"Legging" into an options position

Discussion in 'Options' started by ashc48, Mar 1, 2004.

  1. ashc48


    I would be interested in knowing if most folks prefer to “leg” into a multi-leg complex options position as opposed to completing the transaction simultaneously.

    For those that do, are you shooting for a relatively small advantage (5-10c) or do you attempt to get a bigger price move in your favor (25c or more)? Are you attempting to complete the position in a relatively short time (1-3 days) after the initial leg is initiated? Success rate?

    If you are willing to wait a number of days to get better prices, in your experience is the risk of the stock going against you worth the reward?
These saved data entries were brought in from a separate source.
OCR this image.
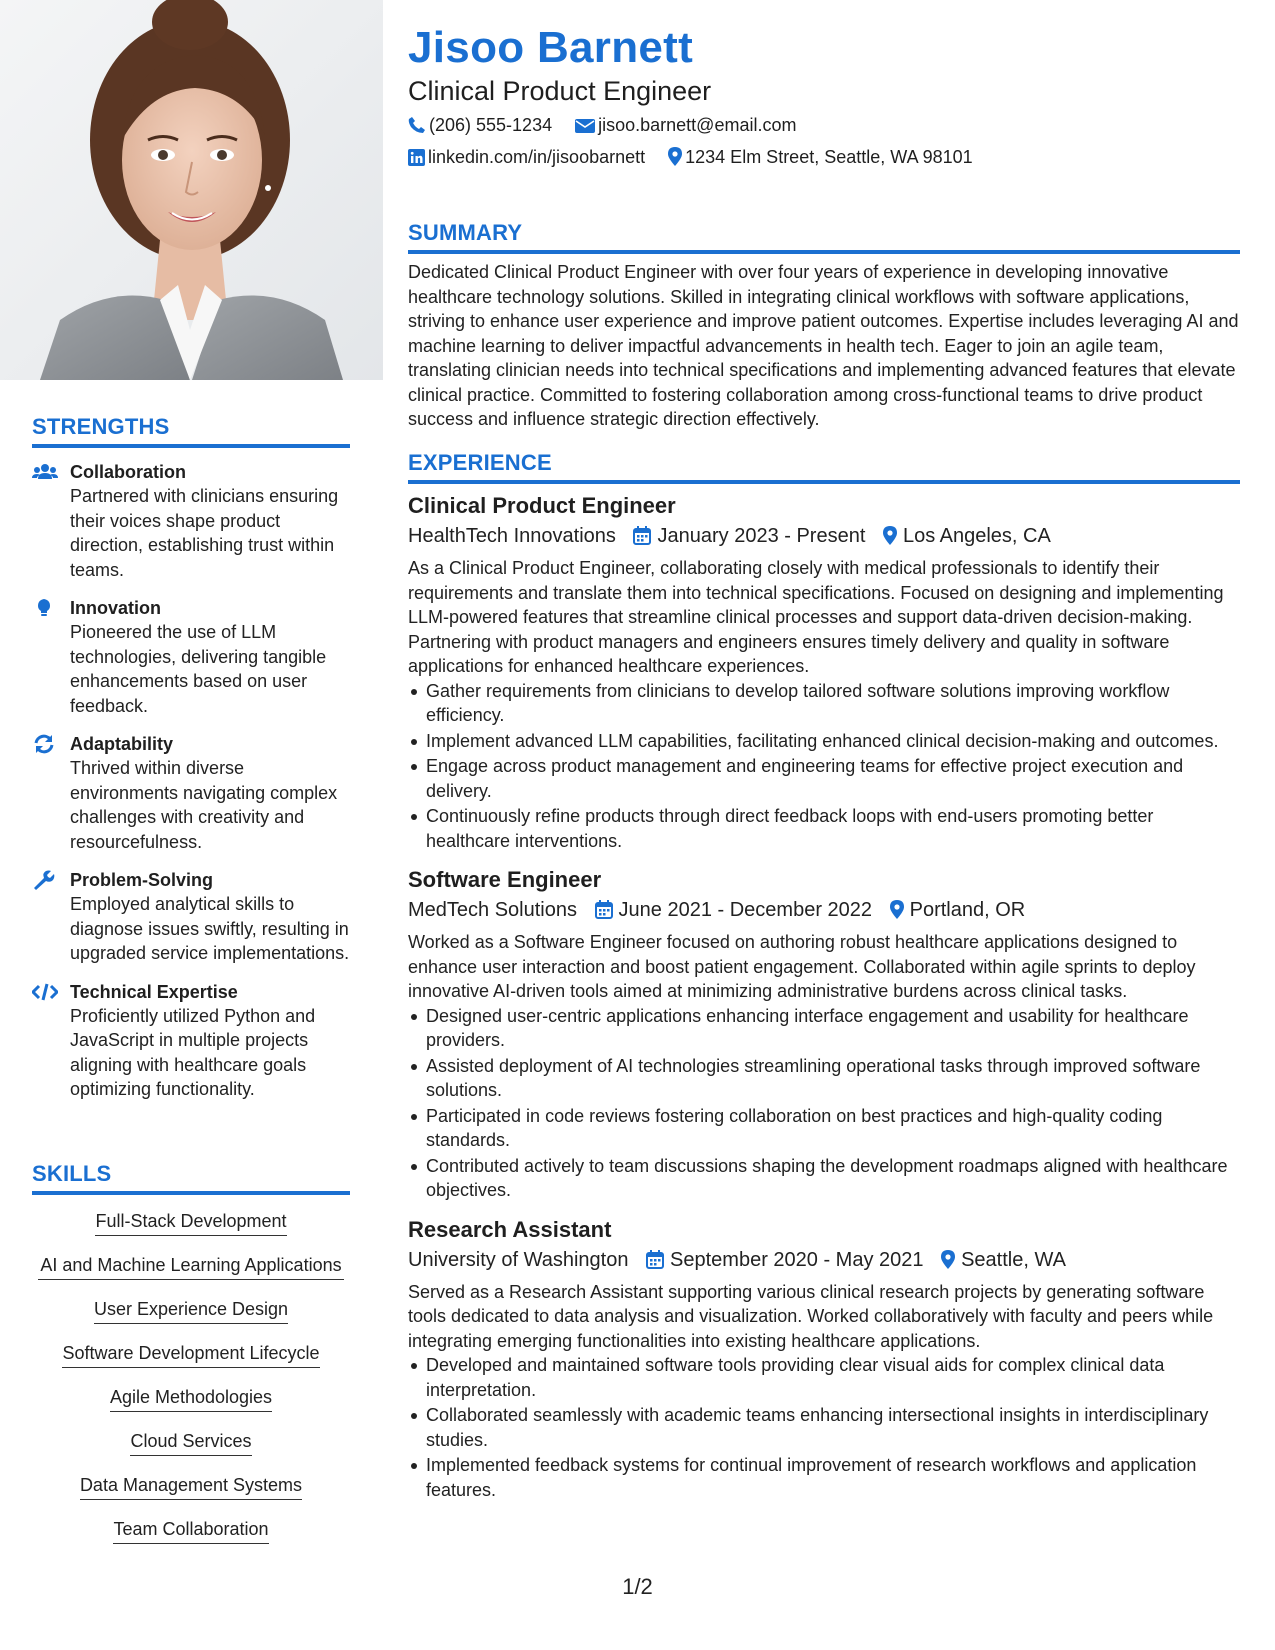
STRENGTHS
Collaboration
Partnered with clinicians ensuring their voices shape product direction, establishing trust within teams.
Innovation
Pioneered the use of LLM technologies, delivering tangible enhancements based on user feedback.
Adaptability
Thrived within diverse environments navigating complex challenges with creativity and resourcefulness.
Problem-Solving
Employed analytical skills to diagnose issues swiftly, resulting in upgraded service implementations.
Technical Expertise
Proficiently utilized Python and JavaScript in multiple projects aligning with healthcare goals optimizing functionality.
SKILLS
Full-Stack Development
AI and Machine Learning Applications
User Experience Design
Software Development Lifecycle
Agile Methodologies
Cloud Services
Data Management Systems
Team Collaboration
Jisoo Barnett
Clinical Product Engineer
(206) 555-1234	jisoo.barnett@email.com
linkedin.com/in/jisoobarnett 1234 Elm Street, Seattle, WA 98101
SUMMARY
Dedicated Clinical Product Engineer with over four years of experience in developing innovative healthcare technology solutions. Skilled in integrating clinical workflows with software applications, striving to enhance user experience and improve patient outcomes. Expertise includes leveraging AI and machine learning to deliver impactful advancements in health tech. Eager to join an agile team, translating clinician needs into technical specifications and implementing advanced features that elevate clinical practice. Committed to fostering collaboration among cross-functional teams to drive product success and influence strategic direction effectively.
EXPERIENCE
Clinical Product Engineer
HealthTech Innovations January 2023 - Present Los Angeles, CA
As a Clinical Product Engineer, collaborating closely with medical professionals to identify their requirements and translate them into technical specifications. Focused on designing and implementing LLM-powered features that streamline clinical processes and support data-driven decision-making. Partnering with product managers and engineers ensures timely delivery and quality in software applications for enhanced healthcare experiences.
Gather requirements from clinicians to develop tailored software solutions improving workflow efficiency.
Implement advanced LLM capabilities, facilitating enhanced clinical decision-making and outcomes.
Engage across product management and engineering teams for effective project execution and delivery.
Continuously refine products through direct feedback loops with end-users promoting better healthcare interventions.
Software Engineer
MedTech Solutions June 2021 - December 2022 Portland, OR
Worked as a Software Engineer focused on authoring robust healthcare applications designed to enhance user interaction and boost patient engagement. Collaborated within agile sprints to deploy innovative AI-driven tools aimed at minimizing administrative burdens across clinical tasks.
Designed user-centric applications enhancing interface engagement and usability for healthcare providers.
Assisted deployment of AI technologies streamlining operational tasks through improved software solutions.
Participated in code reviews fostering collaboration on best practices and high-quality coding standards.
Contributed actively to team discussions shaping the development roadmaps aligned with healthcare objectives.
Research Assistant
University of Washington September 2020 - May 2021 Seattle, WA
Served as a Research Assistant supporting various clinical research projects by generating software tools dedicated to data analysis and visualization. Worked collaboratively with faculty and peers while integrating emerging functionalities into existing healthcare applications.
Developed and maintained software tools providing clear visual aids for complex clinical data interpretation.
Collaborated seamlessly with academic teams enhancing intersectional insights in interdisciplinary studies.
Implemented feedback systems for continual improvement of research workflows and application features.
1/2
And should the stock move in the wrong direction, is it better to try to salvage the position or just give up and move on to the next position?

    Thanks in advance
  2. Pabst


    Actually I "legged" into some QQQ butterflies today. What a blast selling those 37 calls naked short when the ETF was trading at 36.52.:mad: :mad: :mad:
  3. It depends. For multi-leg spreads like iron condors or long flys, I'll often go days with only one side of the spread on (i.e. I'll sell a bear call spread into a rally and wait as long as it takes for the expected pullback before selling the put spread to complete the iron condor, or vice versa). However, I won't do the same with a simple 2-leg spread, which I either enter as a completed spread or leg into intraday. But there's no "right" way to do it. It just depends on the style and risk level you're comfortable with.
  4. Maverick74


    Think about it this way. If you leg into your positions on a regular basis and you find that it cost you money, then don't. If you find that you consistently make money at it, you are probably better off just trading the underlying. Just my two cents.

    If you want a more technical response, well, it depends on the delta of the option you are legging into. The more deltas the option has, the more difficult it is and the more risk you are taking. The inverse is true for low delta options.
  5. nodelta


    Depends on the type of trade and your skills.

    If you can find a way to hedge w/the underlying while waiting for the other side to come around, that may be an option (pun intended).

    Just make sure you're not taking on hedge losses while waiting.

    Legging usually boils down to some directional bias. So, your talent at trading direction will determine whether you should leg or not.

    I happen to leg just about every position I get into due to the low level of implieds.
  6. ertrader1

    ertrader1 Guest

    Plain and simple stocks move and are qouted by pennies......PERIOD......options are qouted and move by nickels...PERIOD.

    Just trade the underlyer is absolutly what i abondend after 2000.

    RIMM, SEPR are not the norm in "underlyers" but nickle moves as the minum are the norm in options...so do the math.....
  7. Legging in = speculation IMHO. Be prepared to do it successfully 9 out of 10 times and lose it back on the 10th. I've paid some expensive tuition on this lesson.

    On the other hand, I've noticed for the index options I deal with that if I try to shave a nickel or dime that I often get filled quickly (with minutes).

    I look at the value of the spread between my fill price and fair price. Say I'm selling an MNX straddle for $3.00 per leg. Current B/A spread is 30 cents so the quoted value from Fair Price is 15 cents or 5% of the written premium. I think of it as commission (market makers have to eat don't they?) and like to keep it under 3%.

    So if I put in limit orders at .05 or even .10 above the bid I will often get filled on at least one leg. If only one fills quickly I will turn around and just sell at the bid on the other leg. To hold an unhedged postion longer incurs great directional risk.

    If I get a nickel shaved off of each leg it lowers the "commission" from 5% to 3.3%, not a huge amount but worth taking if available.
  8. I just started trading multiple-leg spreads recently, so I'm a newbie in this area. But I have already found that, as the person quoted above mentioned, in the index options, it is relatively easy to get filled 10c or more better than the posted B/A. A little patience and the willingness to let the market wiggle into your limit orders seems to work well. But remember, I'm new at this, so maybe I've just been getting lucky and I won't be able to do this consistently going forward. We'll have to wait and see.